In Taiwan, conformity to a singular national identity was formed both by pro-China and pro-independence groups. However, his national identity was multifaceted and not constrained to one or another.

“Interesting,” I commented. “Why is that?”

He had an emotional affinity for the mainland and its culture. His grandfather was a waishengren. When they spent time together, he would hear stories about mainland China, and learn traditional Chinese musical instruments and Chinese calligraphy. His childhood exposure to Chinese narratives and cultures also motivated him to study Chinese history and literature in college, and the more he studied, the stronger he felt to protect and promote Chinese culture.

“I was heartbroken to learn about the Cultural Revolution from 1966 to 1976,” he said, “but during the same period, Taiwan started the Chinese Cultural Renaissance Movement to counter the catastrophic effects the Cultural Revolution had on Chinese culture.” Whether or not the movement was driven by political aims, to him, Taiwan did a better job of preserving valuable Chinese assets. Because he did not wish to see the mainland continually being stripped of its cultural characteristics, he hoped Taiwan could reunite the mainland and “revitalize the Three People’s Principles” for the whole Greater China region.

His belief that the Chinese culture in Taiwan was part of a holistic Chinese culture sharply contrasted with many other interviewees’ views that Taiwan’s Chinese culture was part of Taiwanese culture. With such a belief, his relationship to mainland China and deep interests in Chinese history and culture were unique in his hope to unite the regions and promote Chinese culture in both.

It was also shocking to me that he hoped for a unification initiated by Taiwan. I recounted how back home unification always meant China taking over Taiwan, and the reverse was never heard of. If culture is best preserved and promoted when ideas and knowledge were not restricted, I was glad to see a diversity in opinions in Taiwan.

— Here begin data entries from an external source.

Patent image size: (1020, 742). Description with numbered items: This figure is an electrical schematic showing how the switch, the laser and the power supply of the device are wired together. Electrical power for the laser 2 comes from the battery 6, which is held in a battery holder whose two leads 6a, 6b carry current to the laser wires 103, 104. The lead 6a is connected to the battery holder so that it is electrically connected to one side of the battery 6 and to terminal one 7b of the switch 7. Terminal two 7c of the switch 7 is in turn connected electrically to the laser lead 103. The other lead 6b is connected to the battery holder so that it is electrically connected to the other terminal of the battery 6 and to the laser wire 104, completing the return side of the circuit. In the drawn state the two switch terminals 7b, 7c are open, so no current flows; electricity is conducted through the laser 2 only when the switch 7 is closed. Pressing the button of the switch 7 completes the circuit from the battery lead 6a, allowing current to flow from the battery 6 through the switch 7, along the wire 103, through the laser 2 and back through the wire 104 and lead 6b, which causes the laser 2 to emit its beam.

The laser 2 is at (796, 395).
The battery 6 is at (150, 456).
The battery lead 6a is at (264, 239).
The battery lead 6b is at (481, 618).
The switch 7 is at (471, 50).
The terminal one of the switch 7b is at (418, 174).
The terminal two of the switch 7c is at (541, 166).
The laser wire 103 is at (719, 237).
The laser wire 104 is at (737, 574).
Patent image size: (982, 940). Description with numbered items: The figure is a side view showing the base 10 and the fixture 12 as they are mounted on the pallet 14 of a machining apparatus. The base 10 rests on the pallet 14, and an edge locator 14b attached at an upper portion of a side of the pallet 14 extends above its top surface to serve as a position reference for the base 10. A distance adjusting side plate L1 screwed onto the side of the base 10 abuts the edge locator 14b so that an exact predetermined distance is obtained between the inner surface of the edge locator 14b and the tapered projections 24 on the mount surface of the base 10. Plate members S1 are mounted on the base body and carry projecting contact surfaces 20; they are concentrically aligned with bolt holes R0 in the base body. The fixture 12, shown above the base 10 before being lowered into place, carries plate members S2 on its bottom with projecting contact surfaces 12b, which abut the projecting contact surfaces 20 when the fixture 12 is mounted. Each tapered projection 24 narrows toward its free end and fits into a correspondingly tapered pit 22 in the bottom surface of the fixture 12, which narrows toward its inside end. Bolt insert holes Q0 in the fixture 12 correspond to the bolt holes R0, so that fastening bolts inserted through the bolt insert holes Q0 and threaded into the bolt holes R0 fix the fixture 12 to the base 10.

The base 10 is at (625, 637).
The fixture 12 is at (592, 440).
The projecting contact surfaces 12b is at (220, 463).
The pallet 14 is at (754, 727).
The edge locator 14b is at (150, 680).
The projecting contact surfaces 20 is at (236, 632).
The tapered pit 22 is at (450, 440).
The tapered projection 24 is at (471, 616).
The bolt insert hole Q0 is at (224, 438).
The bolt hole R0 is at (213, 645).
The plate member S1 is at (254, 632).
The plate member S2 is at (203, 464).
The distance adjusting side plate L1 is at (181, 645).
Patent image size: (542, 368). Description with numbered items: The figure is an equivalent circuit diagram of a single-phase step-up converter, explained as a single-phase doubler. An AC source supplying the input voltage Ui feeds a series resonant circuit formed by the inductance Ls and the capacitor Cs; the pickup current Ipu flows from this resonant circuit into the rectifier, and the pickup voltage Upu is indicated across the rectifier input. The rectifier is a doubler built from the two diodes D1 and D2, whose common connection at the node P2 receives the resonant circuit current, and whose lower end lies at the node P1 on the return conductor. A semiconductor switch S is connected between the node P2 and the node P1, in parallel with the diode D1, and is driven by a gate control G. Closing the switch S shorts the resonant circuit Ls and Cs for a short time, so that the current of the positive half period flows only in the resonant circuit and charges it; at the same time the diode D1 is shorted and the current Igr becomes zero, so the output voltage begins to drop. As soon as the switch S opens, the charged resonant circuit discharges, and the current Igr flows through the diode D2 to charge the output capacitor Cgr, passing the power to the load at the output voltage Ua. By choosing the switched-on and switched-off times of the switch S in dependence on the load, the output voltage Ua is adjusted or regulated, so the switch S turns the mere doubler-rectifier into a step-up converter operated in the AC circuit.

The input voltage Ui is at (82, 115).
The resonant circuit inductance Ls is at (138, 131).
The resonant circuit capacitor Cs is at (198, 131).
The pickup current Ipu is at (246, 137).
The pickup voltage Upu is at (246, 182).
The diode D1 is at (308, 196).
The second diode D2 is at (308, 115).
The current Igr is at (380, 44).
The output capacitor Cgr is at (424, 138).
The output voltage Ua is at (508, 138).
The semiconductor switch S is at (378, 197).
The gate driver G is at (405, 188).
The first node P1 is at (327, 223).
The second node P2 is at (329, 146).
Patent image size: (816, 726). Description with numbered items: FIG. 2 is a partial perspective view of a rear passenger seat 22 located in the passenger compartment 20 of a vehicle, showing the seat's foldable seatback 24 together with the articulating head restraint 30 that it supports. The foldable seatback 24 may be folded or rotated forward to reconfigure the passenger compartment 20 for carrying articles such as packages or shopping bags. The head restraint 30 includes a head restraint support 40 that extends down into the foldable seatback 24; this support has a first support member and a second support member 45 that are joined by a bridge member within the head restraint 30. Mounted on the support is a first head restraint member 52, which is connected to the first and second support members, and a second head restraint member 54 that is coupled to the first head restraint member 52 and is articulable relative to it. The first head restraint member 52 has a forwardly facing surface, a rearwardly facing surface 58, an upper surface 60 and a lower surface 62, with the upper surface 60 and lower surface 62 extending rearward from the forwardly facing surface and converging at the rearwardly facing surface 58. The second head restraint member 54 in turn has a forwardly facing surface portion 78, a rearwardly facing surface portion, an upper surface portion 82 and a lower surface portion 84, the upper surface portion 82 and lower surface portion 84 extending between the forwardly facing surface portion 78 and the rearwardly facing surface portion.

The last day of my stay in Taiwan, I visited the Textbook Library in Taipei and found a popular Chinese poem, Nostalgia, from a widely-used Chinese primary school textbook.  Reminiscing, the Taiwanese poet, Mr. Yu Guangzhong expresses his homesickness for the mainland—“… and now, nostalgia is a shallow strait. I am on one side and the motherland is afar.” I reflected on the countless conversations I had, and the various factors I learned of that helped explain a loss of Chinese identification among younger Taiwanese: some are social, some are cultural, but most came down to political differences between China and Taiwan. Despite the economic benefits constantly offered and the rhetoric “blood is thicker than water” used by the Chinese government, the formation of a distinct Taiwanese identity seemed to develop necessarily given the ever-enlarging differences between Taiwan and China. As time passed by, it was certain that the kinship and cultural ties would be looser and that a Taiwanese identity would form not so much by a lack of connection with China, but rather through a set of organic beliefs. If the true separation between Taiwanese and Chinese could be transformed into a strait though, I imagined it much deeper and wider than the Taiwan Strait separating Taiwan and the mainland today.